With the permission of the Members present the Notice for convening the meeting was taken as read.
With the consent of the Members present, the Annual Accounts for the year ended 31st March __________________________ and the Directors’ Reports having already been circulated to the members were taken as read.
The Auditors’ Report as already circulated to the Members was taken as read with the consent of the Members present. |
The Chairman then invited queries from the Member Directors present on Annual Accounts, Directors’ Report and Auditors’ Report but there was no query. The Chairman then proposed the following resolution which was seconded by Mrs. __________________________ :
“RESOLVED THAT the Annual Accounts for the year ended 31st March __________________________ and the Directors’ Report and the Auditors’ Report thereon be and are hereby received, considered and adopted.”

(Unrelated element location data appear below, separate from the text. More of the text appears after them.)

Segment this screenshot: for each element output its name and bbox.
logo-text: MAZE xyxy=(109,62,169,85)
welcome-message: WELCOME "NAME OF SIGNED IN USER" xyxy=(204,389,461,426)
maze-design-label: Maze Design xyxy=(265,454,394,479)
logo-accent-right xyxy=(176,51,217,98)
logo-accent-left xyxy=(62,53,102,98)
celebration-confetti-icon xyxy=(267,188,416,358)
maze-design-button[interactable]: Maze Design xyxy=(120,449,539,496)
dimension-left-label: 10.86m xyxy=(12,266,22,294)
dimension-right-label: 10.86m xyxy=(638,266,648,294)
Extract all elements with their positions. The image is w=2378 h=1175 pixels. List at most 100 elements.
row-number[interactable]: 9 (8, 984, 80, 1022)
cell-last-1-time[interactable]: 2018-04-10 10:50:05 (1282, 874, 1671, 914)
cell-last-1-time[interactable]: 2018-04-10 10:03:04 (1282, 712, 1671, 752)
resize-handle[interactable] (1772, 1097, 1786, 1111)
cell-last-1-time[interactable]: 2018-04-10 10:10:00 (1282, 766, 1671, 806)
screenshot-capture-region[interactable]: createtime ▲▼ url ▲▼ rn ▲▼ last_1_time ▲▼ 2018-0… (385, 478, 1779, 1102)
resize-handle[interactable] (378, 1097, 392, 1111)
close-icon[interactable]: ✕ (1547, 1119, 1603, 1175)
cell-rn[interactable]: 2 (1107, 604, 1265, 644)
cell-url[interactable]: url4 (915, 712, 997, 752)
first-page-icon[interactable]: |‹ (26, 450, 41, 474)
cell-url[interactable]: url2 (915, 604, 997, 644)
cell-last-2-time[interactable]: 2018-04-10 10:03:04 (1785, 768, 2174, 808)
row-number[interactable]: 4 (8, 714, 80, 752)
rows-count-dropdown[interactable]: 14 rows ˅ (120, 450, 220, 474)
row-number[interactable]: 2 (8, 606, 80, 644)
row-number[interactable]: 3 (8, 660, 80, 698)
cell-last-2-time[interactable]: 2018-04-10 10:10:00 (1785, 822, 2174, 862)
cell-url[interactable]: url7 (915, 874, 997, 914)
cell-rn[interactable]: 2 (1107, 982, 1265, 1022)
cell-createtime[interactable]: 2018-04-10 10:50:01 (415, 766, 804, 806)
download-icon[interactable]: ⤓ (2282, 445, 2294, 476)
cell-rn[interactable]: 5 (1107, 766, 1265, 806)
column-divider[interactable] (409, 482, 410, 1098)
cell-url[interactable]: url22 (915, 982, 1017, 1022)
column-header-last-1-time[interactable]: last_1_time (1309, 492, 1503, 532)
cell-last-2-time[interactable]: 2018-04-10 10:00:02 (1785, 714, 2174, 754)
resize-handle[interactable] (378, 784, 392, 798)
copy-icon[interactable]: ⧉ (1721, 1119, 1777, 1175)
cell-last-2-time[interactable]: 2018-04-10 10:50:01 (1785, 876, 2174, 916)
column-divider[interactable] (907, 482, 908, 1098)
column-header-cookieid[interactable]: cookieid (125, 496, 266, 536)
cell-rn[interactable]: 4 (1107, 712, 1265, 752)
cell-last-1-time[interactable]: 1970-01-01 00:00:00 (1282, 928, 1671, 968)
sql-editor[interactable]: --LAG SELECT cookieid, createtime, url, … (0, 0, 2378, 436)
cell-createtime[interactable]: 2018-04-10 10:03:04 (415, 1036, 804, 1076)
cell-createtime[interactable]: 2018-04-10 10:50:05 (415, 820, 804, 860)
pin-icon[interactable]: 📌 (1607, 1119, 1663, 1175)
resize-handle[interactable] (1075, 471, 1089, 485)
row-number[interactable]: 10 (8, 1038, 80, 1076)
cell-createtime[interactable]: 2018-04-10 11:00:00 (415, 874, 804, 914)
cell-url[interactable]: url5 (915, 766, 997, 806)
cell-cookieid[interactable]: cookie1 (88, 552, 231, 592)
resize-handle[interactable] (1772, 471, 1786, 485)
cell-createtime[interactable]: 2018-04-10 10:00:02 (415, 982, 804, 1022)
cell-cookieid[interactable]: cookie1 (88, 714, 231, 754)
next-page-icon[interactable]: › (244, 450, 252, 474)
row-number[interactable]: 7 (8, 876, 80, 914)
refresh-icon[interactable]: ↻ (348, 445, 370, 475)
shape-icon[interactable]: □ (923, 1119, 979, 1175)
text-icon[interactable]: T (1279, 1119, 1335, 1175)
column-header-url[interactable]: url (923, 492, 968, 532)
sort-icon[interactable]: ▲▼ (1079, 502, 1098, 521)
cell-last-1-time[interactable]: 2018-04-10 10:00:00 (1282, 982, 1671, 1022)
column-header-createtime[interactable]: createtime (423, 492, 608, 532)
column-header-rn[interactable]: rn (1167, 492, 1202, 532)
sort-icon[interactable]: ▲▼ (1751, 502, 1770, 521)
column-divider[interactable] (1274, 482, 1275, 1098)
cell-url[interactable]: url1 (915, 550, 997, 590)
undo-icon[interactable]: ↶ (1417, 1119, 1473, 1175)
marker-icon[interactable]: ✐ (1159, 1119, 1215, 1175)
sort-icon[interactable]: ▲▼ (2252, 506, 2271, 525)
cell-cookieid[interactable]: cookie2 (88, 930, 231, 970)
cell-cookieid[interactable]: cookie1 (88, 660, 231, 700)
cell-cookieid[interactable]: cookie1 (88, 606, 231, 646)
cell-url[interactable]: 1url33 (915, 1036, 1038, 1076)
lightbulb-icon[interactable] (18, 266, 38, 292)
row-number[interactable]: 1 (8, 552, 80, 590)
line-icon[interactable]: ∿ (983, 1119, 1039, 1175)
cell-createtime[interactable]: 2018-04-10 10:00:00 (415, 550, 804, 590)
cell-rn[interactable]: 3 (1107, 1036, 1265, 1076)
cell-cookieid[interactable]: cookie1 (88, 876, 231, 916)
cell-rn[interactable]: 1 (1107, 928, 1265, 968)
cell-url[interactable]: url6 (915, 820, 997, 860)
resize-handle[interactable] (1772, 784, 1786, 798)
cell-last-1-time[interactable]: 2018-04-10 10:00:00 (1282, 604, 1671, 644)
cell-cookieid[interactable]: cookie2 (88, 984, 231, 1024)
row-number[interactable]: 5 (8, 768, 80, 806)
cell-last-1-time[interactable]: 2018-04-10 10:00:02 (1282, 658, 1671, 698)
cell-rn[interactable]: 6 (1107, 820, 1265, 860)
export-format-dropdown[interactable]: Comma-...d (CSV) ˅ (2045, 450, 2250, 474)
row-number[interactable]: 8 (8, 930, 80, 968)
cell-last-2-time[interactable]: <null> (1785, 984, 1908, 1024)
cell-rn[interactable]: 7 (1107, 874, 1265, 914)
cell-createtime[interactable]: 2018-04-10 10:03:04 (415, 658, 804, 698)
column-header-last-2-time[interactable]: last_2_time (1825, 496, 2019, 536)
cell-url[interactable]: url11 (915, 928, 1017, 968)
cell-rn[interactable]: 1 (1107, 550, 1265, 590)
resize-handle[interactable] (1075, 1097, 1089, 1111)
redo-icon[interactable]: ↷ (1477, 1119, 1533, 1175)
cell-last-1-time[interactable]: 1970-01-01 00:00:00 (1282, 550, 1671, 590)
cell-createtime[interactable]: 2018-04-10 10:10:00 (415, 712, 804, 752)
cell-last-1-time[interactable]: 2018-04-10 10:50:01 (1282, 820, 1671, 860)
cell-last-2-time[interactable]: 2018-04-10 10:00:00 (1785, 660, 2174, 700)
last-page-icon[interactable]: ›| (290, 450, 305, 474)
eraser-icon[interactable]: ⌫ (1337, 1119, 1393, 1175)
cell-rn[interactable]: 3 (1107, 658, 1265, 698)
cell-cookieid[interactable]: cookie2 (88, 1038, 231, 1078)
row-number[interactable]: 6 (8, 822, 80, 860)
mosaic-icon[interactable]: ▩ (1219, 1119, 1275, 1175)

The above resolution was carried unanimously.
The Chairman proposed the following resolution which was seconded by Mrs. __________________________:
“RESOLVED THAT M/s. __________________________, Chartered Accountants, Jaipur be and are hereby appointed as Auditors of the Company to hold office from the conclusion of this meeting until the conclusion of the next Annual General Meeting at a remuneration to be decided by the Company in consultation with the Auditors.”
The above resolution was carried unanimously.
The meeting concluded with a Vote of Thanks to the Chair.